Financial Services

Bank Stock Rally's Biggest Enemy (Update 1)

Stock quotes in this article:BAC, JPM, C, MS, GS, WFC 

Updated to with additional information throughout..

NEW YORK (TheStreet) -- Bank of America(BAC), Citigroup(C), Morgan Stanley(MS), Goldman Sachs(GS) and JPMorgan(JPM) have a debt downgrade problem that could put a quick end to their 2012 stock rally.

After a big 2012 share surge for many big financial names, Thursday's announcement by ratings agency Moody's that it is reviewing big bank debt will be a harsh reminder to bank stock investors of the pessimism that swept over the sector last year following a string of sovereign and bank debt downgrades.

Credit ratings -- a key determinant for bank borrowing costs -- could cut into profit margins and recently revitalized bank balance sheets. If the ratings of banks continue a 2011 slide as agencies like Moody's, Standard & Poor's and Fitch Ratings reassess their earnings prospects and risk, the moves could begin costing serious money.

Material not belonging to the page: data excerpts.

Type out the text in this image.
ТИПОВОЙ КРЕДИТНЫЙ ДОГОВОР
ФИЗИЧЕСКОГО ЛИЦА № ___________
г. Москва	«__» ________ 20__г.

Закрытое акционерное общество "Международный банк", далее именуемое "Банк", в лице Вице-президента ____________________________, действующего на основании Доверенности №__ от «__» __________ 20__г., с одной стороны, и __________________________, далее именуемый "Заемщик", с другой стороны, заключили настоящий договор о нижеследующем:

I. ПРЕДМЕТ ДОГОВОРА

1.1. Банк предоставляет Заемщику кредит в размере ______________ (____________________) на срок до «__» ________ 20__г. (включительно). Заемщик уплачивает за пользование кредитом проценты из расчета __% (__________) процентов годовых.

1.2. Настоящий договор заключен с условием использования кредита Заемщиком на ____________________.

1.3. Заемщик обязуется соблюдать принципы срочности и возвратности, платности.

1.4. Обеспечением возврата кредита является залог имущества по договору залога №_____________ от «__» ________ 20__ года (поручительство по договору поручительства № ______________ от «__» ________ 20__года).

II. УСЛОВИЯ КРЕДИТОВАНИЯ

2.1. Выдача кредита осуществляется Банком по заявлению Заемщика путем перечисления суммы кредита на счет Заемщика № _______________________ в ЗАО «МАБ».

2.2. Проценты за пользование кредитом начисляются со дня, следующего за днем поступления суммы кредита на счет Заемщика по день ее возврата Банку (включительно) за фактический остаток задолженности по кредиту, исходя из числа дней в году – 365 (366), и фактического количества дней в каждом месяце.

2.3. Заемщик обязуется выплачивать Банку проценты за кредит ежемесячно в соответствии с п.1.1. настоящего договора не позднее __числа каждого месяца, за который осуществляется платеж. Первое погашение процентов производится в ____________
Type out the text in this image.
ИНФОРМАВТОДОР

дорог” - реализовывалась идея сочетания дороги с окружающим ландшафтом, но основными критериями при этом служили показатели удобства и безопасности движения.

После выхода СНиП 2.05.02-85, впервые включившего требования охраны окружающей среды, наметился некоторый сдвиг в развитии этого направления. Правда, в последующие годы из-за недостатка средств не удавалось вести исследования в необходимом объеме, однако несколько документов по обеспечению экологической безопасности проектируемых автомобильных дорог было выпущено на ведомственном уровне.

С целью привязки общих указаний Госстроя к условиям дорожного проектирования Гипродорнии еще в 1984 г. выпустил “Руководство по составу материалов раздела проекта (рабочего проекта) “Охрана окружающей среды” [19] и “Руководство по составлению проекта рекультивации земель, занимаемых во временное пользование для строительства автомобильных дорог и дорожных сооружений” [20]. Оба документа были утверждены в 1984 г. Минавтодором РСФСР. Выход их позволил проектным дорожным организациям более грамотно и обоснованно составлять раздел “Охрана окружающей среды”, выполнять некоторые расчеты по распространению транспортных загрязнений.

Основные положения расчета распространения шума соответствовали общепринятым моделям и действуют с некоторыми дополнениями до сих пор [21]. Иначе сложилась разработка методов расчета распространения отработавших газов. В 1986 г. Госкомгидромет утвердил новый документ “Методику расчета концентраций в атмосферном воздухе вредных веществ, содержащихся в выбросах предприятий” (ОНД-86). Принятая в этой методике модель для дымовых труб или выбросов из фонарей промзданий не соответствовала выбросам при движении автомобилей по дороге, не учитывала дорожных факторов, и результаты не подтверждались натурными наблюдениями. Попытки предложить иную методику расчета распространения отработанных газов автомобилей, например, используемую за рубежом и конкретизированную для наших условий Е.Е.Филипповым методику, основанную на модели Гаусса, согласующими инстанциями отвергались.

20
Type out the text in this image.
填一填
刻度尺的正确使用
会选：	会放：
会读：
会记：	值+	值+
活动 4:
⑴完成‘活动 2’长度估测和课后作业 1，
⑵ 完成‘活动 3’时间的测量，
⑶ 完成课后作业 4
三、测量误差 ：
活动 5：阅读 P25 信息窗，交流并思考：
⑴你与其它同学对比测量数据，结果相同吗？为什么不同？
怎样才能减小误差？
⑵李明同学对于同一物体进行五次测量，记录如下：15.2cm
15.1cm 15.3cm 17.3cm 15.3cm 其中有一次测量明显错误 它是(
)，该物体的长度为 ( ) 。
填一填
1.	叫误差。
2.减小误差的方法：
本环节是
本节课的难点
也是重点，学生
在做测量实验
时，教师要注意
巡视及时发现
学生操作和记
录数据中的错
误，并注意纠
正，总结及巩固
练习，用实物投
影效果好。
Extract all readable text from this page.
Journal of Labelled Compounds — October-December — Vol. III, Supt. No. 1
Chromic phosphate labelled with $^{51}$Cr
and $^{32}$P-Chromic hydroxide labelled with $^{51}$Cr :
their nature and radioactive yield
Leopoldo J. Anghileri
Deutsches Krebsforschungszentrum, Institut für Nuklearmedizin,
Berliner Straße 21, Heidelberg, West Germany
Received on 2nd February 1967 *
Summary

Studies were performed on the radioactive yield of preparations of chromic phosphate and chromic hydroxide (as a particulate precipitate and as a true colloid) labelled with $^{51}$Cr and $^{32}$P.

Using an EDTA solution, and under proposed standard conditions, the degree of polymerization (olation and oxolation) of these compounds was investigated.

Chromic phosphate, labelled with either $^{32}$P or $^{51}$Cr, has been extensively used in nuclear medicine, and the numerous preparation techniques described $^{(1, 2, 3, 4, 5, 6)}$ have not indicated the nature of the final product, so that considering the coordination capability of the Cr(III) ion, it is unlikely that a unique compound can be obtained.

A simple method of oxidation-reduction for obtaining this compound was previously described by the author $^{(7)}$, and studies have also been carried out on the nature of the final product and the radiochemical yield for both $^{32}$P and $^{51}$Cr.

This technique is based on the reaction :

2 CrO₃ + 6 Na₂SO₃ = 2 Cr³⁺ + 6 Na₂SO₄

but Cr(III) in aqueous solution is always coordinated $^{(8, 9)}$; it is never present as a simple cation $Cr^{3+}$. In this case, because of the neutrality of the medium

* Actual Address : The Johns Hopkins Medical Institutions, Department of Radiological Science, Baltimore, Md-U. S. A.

On Thursday, Moody's said that it is reviewing ratings cuts that could lead to a three notch drop for Morgan Stanley, a two notch drop for JPMorgan, Citigroup and Goldman Sachs and a one notch cut to Bank of America. While the prospective cuts would still keep the ratings of those banks at the investment grade level, if the moves were made by Moody's and matched by peer ratings agencies, Bloomberg reports that the cuts could cost those firms a combined $19 billion, according to compilations of disclosures on third quarter earnings.

That's because as bank ratings slide, bank trading counterparties may demand more collateral to compensate for an increasing credit risk.

Such increased capital costs would come at an inopportune time for investment banks and lenders with a significant exposure to the capital markets, which are in the midst of a big drop in trading and deal activity in 2012 to follow a weak second half of 2011. Ratings downgrades that make many of those businesses more expensive to run would be a double indemnity, as earnings suffer from a slow market.

For more on banks, see why struggling bank bull John Paulson dumped his holdings in America's largest banks.

On Thursday, the Wall Street Journal reported that in filings to the Federal Reserve, Bank of America indicated that it would sell its U.S. Trust wealth management unit if a severe downturn forced it to raise capital, though executives feel such a plan won't be needed and no negotiations are underway.

Separately, Goldman Sachs's buyout unit and private equity firm Advent International unveiled an acquisition of credit information service TransUnion for $3 billion. The business was previously owned by Chicago-based private equity firm Madison Dearborn Partners and the Pritzker family.